An ai node can opt into a contract (contract: true). The model must then return a structured envelope, which is a primary output plus a confidence score. The engine, never the model, routes that output by the contract’s thresholds. Above autoApproveAbove the output flows on. Inside the review band it pauses at a human review gate. Below suppressBelow it is suppressed onto the node’s .fail fallback. The thresholds live on the node, never in the prompt, and a contract-bound node must declare a .fail edge. Pre-run validation blocks the node otherwise. Every invocation, routing decision, and human verdict lands in the run’s AI decision audit trail.

Governance is enforced the same way on every edition, which means Studio, the CLI/TUI, Flow Code, and the Server. The merged governance verdict is surfaced before a run. That verdict covers contract and model compliance along with the static pre-apply warnings.

Around the contract sit the rest of the controls:

  • Agent-feature gating. The in-node tool loop and the autonomous run are both opt-ins. They are turned on by org settings (allow_agent_tool_loop, allow_autonomous_run) together with a per-node allowToolLoop.
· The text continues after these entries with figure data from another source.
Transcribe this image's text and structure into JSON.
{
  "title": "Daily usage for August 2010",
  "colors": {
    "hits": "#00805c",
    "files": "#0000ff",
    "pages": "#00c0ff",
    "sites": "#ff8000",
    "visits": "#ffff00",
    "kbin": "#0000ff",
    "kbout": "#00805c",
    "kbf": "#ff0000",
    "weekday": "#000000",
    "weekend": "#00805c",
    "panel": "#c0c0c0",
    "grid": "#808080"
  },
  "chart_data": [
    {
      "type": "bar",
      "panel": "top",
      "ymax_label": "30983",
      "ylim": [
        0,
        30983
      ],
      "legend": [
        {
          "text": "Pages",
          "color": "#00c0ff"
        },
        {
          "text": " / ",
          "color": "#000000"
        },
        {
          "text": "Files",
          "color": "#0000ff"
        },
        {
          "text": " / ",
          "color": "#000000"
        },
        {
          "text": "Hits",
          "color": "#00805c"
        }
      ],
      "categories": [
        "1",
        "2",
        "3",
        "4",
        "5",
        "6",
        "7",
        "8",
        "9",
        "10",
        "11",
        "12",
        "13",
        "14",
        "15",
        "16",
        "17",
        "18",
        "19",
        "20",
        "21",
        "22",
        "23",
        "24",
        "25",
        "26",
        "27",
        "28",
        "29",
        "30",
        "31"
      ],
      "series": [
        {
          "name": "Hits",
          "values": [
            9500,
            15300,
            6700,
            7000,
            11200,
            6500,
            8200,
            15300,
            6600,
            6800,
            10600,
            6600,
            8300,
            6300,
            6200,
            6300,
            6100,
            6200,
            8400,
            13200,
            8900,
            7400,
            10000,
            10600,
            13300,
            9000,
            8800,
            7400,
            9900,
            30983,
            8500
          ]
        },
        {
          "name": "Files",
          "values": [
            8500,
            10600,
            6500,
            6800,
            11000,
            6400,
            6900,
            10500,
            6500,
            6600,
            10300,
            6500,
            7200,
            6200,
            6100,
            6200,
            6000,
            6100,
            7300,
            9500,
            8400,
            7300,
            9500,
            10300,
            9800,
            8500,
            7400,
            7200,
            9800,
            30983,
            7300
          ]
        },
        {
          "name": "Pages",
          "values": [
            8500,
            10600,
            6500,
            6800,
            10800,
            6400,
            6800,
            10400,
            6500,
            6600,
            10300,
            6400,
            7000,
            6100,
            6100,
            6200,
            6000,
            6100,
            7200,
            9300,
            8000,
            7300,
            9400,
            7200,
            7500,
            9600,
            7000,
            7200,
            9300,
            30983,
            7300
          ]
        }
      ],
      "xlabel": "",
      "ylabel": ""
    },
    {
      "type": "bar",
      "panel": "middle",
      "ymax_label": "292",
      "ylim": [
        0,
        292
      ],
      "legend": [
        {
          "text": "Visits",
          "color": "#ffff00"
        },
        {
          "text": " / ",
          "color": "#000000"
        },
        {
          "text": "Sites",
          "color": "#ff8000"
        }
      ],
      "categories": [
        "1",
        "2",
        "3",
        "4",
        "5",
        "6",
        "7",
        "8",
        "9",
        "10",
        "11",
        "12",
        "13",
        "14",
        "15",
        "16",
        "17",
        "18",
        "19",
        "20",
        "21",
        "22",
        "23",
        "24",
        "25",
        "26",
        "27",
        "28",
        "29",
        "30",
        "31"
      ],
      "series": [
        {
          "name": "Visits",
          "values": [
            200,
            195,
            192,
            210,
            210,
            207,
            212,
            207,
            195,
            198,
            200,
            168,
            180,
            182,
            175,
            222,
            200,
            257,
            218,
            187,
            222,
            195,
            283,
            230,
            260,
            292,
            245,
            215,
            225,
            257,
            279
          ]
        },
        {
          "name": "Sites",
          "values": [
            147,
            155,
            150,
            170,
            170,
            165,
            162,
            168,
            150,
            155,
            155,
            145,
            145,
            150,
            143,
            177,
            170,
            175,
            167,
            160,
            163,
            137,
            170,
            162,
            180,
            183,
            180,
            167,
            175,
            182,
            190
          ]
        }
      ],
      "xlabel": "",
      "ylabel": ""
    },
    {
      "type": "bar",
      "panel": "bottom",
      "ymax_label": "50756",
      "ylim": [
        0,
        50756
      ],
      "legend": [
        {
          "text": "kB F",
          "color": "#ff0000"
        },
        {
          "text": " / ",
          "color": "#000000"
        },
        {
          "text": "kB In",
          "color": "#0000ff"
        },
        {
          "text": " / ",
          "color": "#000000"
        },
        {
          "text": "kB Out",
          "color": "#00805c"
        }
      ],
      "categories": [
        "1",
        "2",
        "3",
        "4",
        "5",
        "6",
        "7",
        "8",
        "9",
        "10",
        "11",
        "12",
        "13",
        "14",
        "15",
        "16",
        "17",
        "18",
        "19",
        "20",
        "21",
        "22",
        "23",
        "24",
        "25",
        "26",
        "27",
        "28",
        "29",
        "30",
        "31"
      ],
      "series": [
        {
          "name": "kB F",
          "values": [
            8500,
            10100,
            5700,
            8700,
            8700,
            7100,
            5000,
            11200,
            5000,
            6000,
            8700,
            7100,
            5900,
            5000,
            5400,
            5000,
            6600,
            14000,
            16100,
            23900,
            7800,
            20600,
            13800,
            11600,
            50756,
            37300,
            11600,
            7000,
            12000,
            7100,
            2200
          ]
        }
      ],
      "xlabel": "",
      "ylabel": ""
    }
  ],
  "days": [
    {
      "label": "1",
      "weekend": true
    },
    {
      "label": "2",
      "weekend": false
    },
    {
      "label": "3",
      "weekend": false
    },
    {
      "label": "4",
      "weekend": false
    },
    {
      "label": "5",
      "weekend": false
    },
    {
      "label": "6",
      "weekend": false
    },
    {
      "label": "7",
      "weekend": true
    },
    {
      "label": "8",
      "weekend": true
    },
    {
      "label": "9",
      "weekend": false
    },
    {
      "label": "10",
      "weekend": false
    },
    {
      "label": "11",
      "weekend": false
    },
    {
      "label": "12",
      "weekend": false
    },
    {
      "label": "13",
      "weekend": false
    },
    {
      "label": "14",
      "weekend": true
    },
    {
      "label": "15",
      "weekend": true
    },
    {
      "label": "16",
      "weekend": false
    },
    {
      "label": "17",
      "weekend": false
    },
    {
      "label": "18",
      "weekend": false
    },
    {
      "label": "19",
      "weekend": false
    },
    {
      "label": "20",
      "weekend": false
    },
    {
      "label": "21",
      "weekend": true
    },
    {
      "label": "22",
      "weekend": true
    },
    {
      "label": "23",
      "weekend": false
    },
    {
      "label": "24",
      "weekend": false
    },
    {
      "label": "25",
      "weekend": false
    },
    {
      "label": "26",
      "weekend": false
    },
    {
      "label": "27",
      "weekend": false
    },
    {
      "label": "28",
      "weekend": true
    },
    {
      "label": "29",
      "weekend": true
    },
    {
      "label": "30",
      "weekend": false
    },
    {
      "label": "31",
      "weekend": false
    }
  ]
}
The model can never grant itself tools.
  • Input security. Untrusted input is fenced in a structural boundary and scanned for prompt-injection patterns. A high-severity signal forces the contract’s human review gate.
  • Token-level confidence. With confidenceType: "token_level" the engine derives confidence from the provider’s token logprobs instead of trusting the model’s self-report.
  • Context-window strategy. Oversized input is bounded before it reaches the model, using contextWindowStrategy and maxInputTokens.
  • Contract-version pinning. A flow declares a target contract-version, and governance flags any node whose major version differs.
  • Extensible PII rules. Admins layer org-specific redaction patterns over the built-in sanitizer. See credentials and PII.
  • Reasoning-domain isolation. The managed model server runs under an OS-level sandbox, so loopback-only is enforced by the OS and not just by configuration.

An ai node can carry a fallbackProvider, along with an optional fallback model. When the primary provider hard-fails, the node retries once on the fallback, and a log line marks the switch.

An ai node, whether local or cloud, can run in agentic mode. On Run it turns a natural-language request into a flow graph. That graph is reviewed before it merges onto the canvas, and then the node flips into a monitor role. See agentic and monitor.